I knew I wasn’t done with parenting. I knew I could never replace Jesse, but I had a physical craving to care for children, and after only a few months I realized I could satisfy some of that need in a way that would benefit everyone and honor my Guatemalan-born angel.

And a year later, I brought my daughters Alejandra and Diana came home from Guatemala. Ale and Di are sisters abandoned to an institution in Guatemala City called an ‘hogar.’ Hogars are home to some orphans, but mostly to the large numbers of children given up by parents who cannot feed them. These hogars are themselves impoverished, supported by meager contributions from their sponsoring church and by the rare foreign adoption. The children are marginally better off than if they on the streets, and they are basically warehoused until the age of eighteen. Nobody adopts older children, everyone wants healthy infants.

My daughters had been left at the hogar when Ale was four and Di was about a year. It took five years for the government to declare them ‘abandonado’ and another year and a half until I brought them home. In their short lives they had experienced hunger and starvation, loss, physical and mental abuse, and extreme neglect, unlike anything I’ve ever seen in my United States middle class life. I’m talking bug-ridden gruel for breakfast and nothing else until a thin garlic soup for dinner. The hogar had no flushing toilets, no hot water, one caretaker for fifty children. The euphemistically named ‘school’ was without books, paper, or pencils. The girls were punished by starvation, beatings, sleeping outside in the cold, kneeling for hours on uncooked rice. They arrived here with lice, tuberculosis, and giardia, funguses, rotting teeth, and eyes badly needing glasses.

Five years later, standing in the kitchen looking at my steak-disdaining child, I remembered when I first met them. I remembered them staying with me at the Guatemala City Marriott, the looks on their faces at the buffet breakfast , awestruck at being able to eat as much as they wanted.

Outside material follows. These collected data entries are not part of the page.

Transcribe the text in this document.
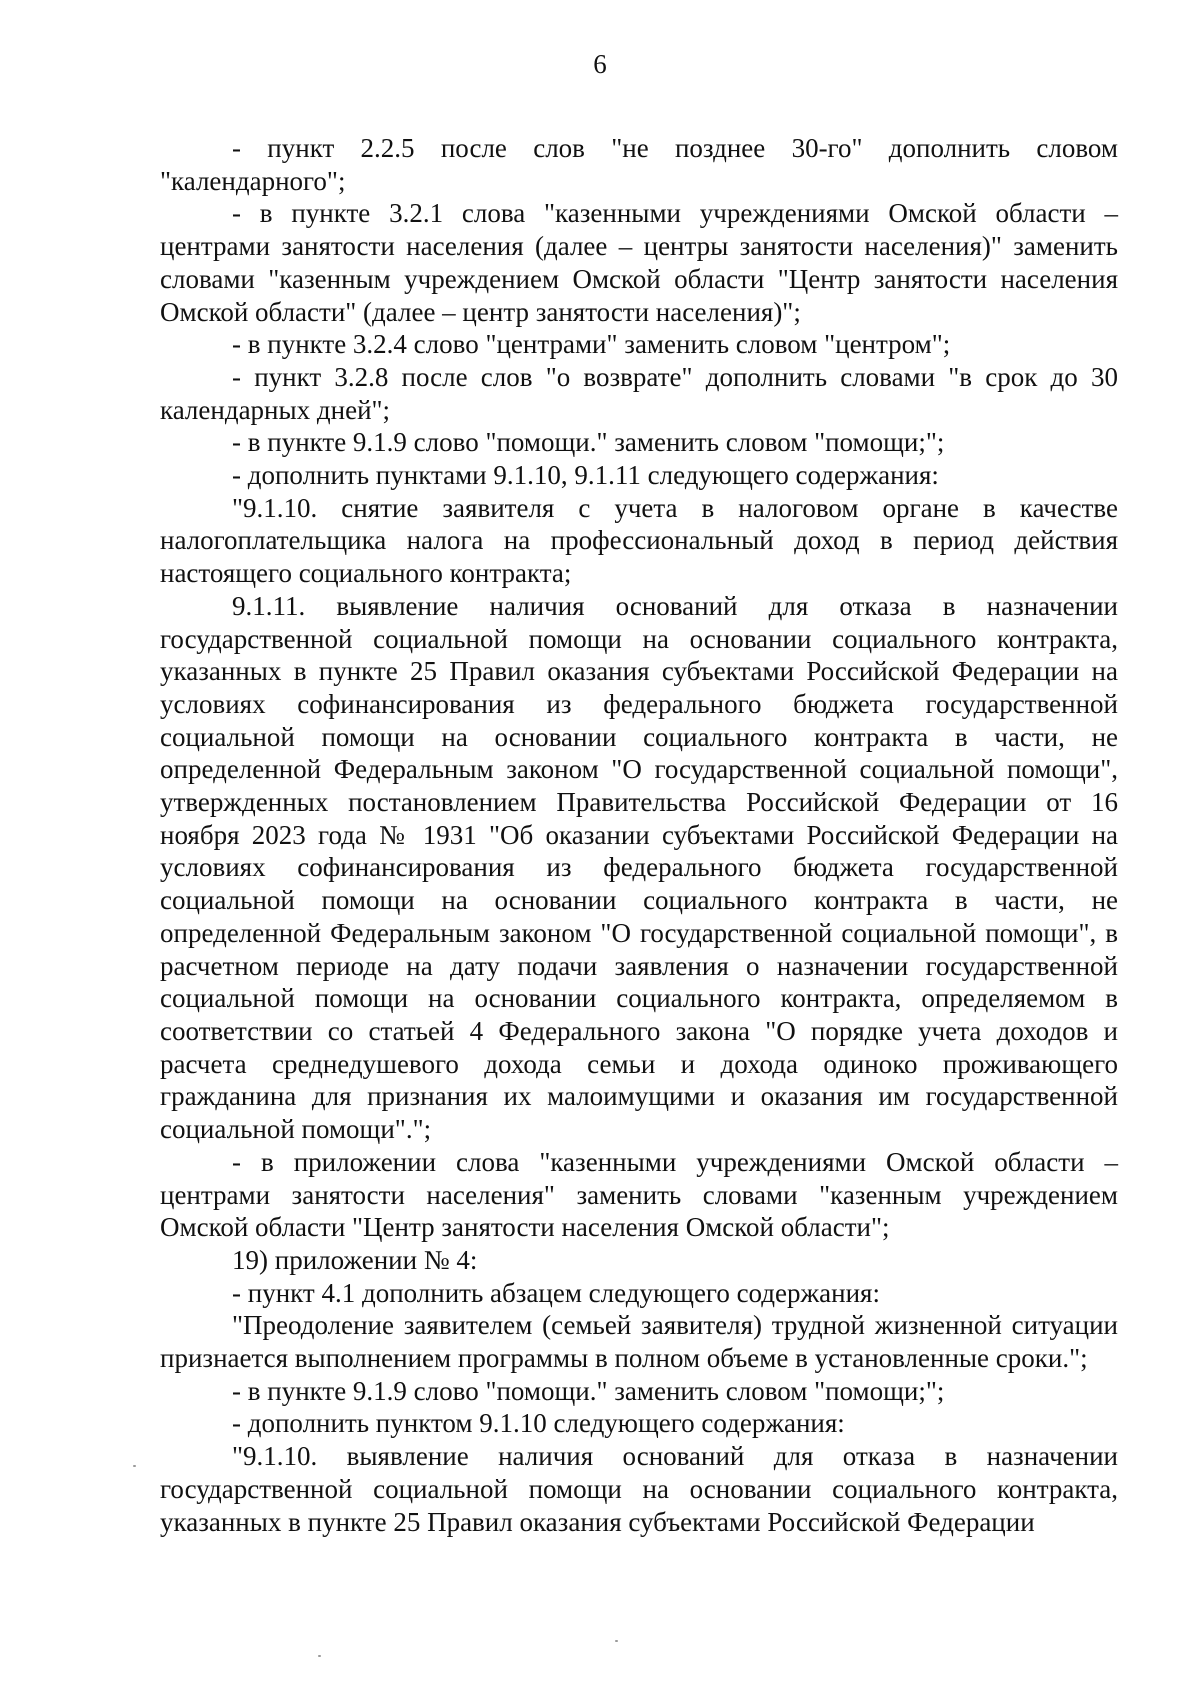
6

- пункт 2.2.5 после слов "не позднее 30-го" дополнить словом "календарного";

- в пункте 3.2.1 слова "казенными учреждениями Омской области – центрами занятости населения (далее – центры занятости населения)" заменить словами "казенным учреждением Омской области "Центр занятости населения Омской области" (далее – центр занятости населения)";

- в пункте 3.2.4 слово "центрами" заменить словом "центром";

- пункт 3.2.8 после слов "о возврате" дополнить словами "в срок до 30 календарных дней";

- в пункте 9.1.9 слово "помощи." заменить словом "помощи;";

- дополнить пунктами 9.1.10, 9.1.11 следующего содержания:

"9.1.10. снятие заявителя с учета в налоговом органе в качестве налогоплательщика налога на профессиональный доход в период действия настоящего социального контракта;

9.1.11. выявление наличия оснований для отказа в назначении государственной социальной помощи на основании социального контракта, указанных в пункте 25 Правил оказания субъектами Российской Федерации на условиях софинансирования из федерального бюджета государственной социальной помощи на основании социального контракта в части, не определенной Федеральным законом "О государственной социальной помощи", утвержденных постановлением Правительства Российской Федерации от 16 ноября 2023 года № 1931 "Об оказании субъектами Российской Федерации на условиях софинансирования из федерального бюджета государственной социальной помощи на основании социального контракта в части, не определенной Федеральным законом "О государственной социальной помощи", в расчетном периоде на дату подачи заявления о назначении государственной социальной помощи на основании социального контракта, определяемом в соответствии со статьей 4 Федерального закона "О порядке учета доходов и расчета среднедушевого дохода семьи и дохода одиноко проживающего гражданина для признания их малоимущими и оказания им государственной социальной помощи".";

- в приложении слова "казенными учреждениями Омской области – центрами занятости населения" заменить словами "казенным учреждением Омской области "Центр занятости населения Омской области";

19) приложении № 4:

- пункт 4.1 дополнить абзацем следующего содержания:

"Преодоление заявителем (семьей заявителя) трудной жизненной ситуации признается выполнением программы в полном объеме в установленные сроки.";

- в пункте 9.1.9 слово "помощи." заменить словом "помощи;";

- дополнить пунктом 9.1.10 следующего содержания:

"9.1.10. выявление наличия оснований для отказа в назначении государственной социальной помощи на основании социального контракта, указанных в пункте 25 Правил оказания субъектами Российской Федерации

They spent twenty minutes in the bathroom running their hands under hot water in the sink (“Que rica!” they said – “how rich!”) and they had to be shown how to flush the toilet.

And now, a MERE five years later, Ale is turning up her nose at steak. Some people might think she’s spoiled. I’m grateful she’s a normal teenager, and humbled by the strength it took her to get to normal. I know of no one as courageous as my two girls, no one who has overcome worse odds. It’s such a lovely thing to be able to ‘spoil’ them, to feed them so well that they have the luxury of being picky. I’m comforted that although Jesse is lost to me forever, her spirit lives on in these precious girls, her sisters. I’m grateful that all three of us were given second chances. Happy Thanksgiving, everyone!